Frozen Airman's Body Heads Home
The body of an airman lost in a 1942 training accident on
California's Mount Mendel Glacier -- and who was finally found more
than 60 years later -- is finally heading home to Brainerd, MN.
It was only last week that members of Leo Mustonen's family
finally learned conclusively what they had suspected: that the body
found frozen in the glacier last October was that of the former
22-year-old airman.
"Since the discovery last October, it's been a journey of
personally encountering him in a way that was rather surprising,"

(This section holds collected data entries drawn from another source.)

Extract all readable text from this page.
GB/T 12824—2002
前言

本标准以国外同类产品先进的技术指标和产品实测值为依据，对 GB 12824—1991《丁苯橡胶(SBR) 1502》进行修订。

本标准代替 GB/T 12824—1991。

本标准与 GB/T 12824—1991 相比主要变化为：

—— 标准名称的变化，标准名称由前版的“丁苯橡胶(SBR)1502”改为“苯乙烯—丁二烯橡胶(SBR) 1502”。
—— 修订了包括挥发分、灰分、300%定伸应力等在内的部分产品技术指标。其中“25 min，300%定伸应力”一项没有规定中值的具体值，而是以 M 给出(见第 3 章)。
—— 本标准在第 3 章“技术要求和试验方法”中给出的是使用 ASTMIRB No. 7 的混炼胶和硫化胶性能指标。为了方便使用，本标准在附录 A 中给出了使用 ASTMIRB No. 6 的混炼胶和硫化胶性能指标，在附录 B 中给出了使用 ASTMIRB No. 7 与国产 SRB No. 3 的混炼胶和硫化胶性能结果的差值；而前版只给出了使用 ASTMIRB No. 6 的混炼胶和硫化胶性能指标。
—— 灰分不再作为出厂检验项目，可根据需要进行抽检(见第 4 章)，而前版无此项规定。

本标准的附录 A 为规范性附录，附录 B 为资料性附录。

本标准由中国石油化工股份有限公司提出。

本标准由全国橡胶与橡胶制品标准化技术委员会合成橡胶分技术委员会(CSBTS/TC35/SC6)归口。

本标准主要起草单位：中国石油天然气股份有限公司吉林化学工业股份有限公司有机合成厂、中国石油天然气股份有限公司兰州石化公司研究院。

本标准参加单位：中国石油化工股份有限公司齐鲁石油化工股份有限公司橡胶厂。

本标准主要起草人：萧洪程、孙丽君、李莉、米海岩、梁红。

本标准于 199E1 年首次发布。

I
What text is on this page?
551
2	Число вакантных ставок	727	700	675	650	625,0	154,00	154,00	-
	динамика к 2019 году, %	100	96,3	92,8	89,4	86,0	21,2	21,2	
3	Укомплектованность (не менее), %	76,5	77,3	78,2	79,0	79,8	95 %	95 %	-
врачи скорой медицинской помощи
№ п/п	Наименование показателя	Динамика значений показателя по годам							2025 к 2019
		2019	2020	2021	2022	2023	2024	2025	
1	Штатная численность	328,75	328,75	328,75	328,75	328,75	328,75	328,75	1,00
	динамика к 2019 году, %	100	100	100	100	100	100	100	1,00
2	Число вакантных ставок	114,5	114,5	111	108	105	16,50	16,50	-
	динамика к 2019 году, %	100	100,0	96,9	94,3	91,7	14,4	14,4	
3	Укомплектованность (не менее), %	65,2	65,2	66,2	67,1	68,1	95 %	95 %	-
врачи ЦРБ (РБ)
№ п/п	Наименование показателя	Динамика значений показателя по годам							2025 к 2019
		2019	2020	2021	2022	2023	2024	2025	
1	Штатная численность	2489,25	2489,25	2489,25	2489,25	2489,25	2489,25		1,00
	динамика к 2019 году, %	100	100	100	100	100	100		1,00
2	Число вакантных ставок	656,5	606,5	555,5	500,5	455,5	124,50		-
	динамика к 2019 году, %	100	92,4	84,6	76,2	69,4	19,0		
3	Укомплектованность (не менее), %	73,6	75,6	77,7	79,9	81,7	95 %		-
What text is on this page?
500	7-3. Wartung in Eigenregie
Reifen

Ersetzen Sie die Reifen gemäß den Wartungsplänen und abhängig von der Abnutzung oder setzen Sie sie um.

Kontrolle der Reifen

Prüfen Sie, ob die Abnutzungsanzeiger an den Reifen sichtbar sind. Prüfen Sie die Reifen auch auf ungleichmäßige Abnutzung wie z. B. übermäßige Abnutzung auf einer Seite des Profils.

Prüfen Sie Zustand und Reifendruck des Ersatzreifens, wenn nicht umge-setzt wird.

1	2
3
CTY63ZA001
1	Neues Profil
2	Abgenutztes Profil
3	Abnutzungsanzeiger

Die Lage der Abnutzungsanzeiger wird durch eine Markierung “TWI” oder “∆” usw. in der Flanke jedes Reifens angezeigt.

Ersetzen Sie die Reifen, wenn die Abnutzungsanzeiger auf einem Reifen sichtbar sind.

said Mustonen's niece, Sister Mary Ruth Mustonen. "Instead of being
an unknown entity in a plane that went down somewhere, we've been
coming to know him."
Leo Mustonen was one of four airmen aboard a Beech AT-7 trainer
(file photo of type, above) that left Sacramento November 18,
1942 for a navigation training flight. Wreckage from one of the
aircraft's two engines was found five years later by a hiker in
Kings Canyon State Park, some 200 miles off course, at an elevation
of 13,700 feet.
A search party sent to investigate in 1947 found the aircraft's
second engine, scraps of clothing, dried flesh and a pair of dog
tags -- but nothing else, including no bodies.
The remaining wreckage sat under the thick ice of the glacier
for the next 58 years, until climbers found a frozen body last
October. As Aero-News reported at the
time, the body was chipped from the ice, and
investigators hoped it would hold enough clues to make a
determination then.
When that proved impossible, the body was carefully thawed, and
then flown to Hawaii's Hickam AFB for DNA identification by the
Joint POW/MIA Accounting Command -- a task made more difficult as
Mustonen had no immediate surviving relatives to submit to
testing.
A match was finally made, according to the Knight-Ridder news
service, after obtaining mitochondrial DNA from Mustonen's niece.
Specimens were also obtained from female relatives of the other
three men who were believed to be onboard the AT-7 (the DNA type
used for matching is passed down to men from their mothers.)
It was through that process of elimination, in addition to
matching up the body's physical characteristics with those of
Mustonen, that a match was made.
Although Mustonen's military service qualifies him for interment
at Arlington National Cemetery -- with honors -- his family felt it
would be best to bring him home to Brainerd, near his mother and
father. The family expects to receive his remains next month.
"All our family is still there, cousins all over the place,"
Sister Mary Ruth said. "It's where he belongs."
The motto of the Joint POW/MIA Accounting Command, tasked with
the unenviable duty of identifying remains of lost soldiers, is
"Until they are home." Thanks to their efforts, Leo Mustonen
will soon be home, surrounded by his family.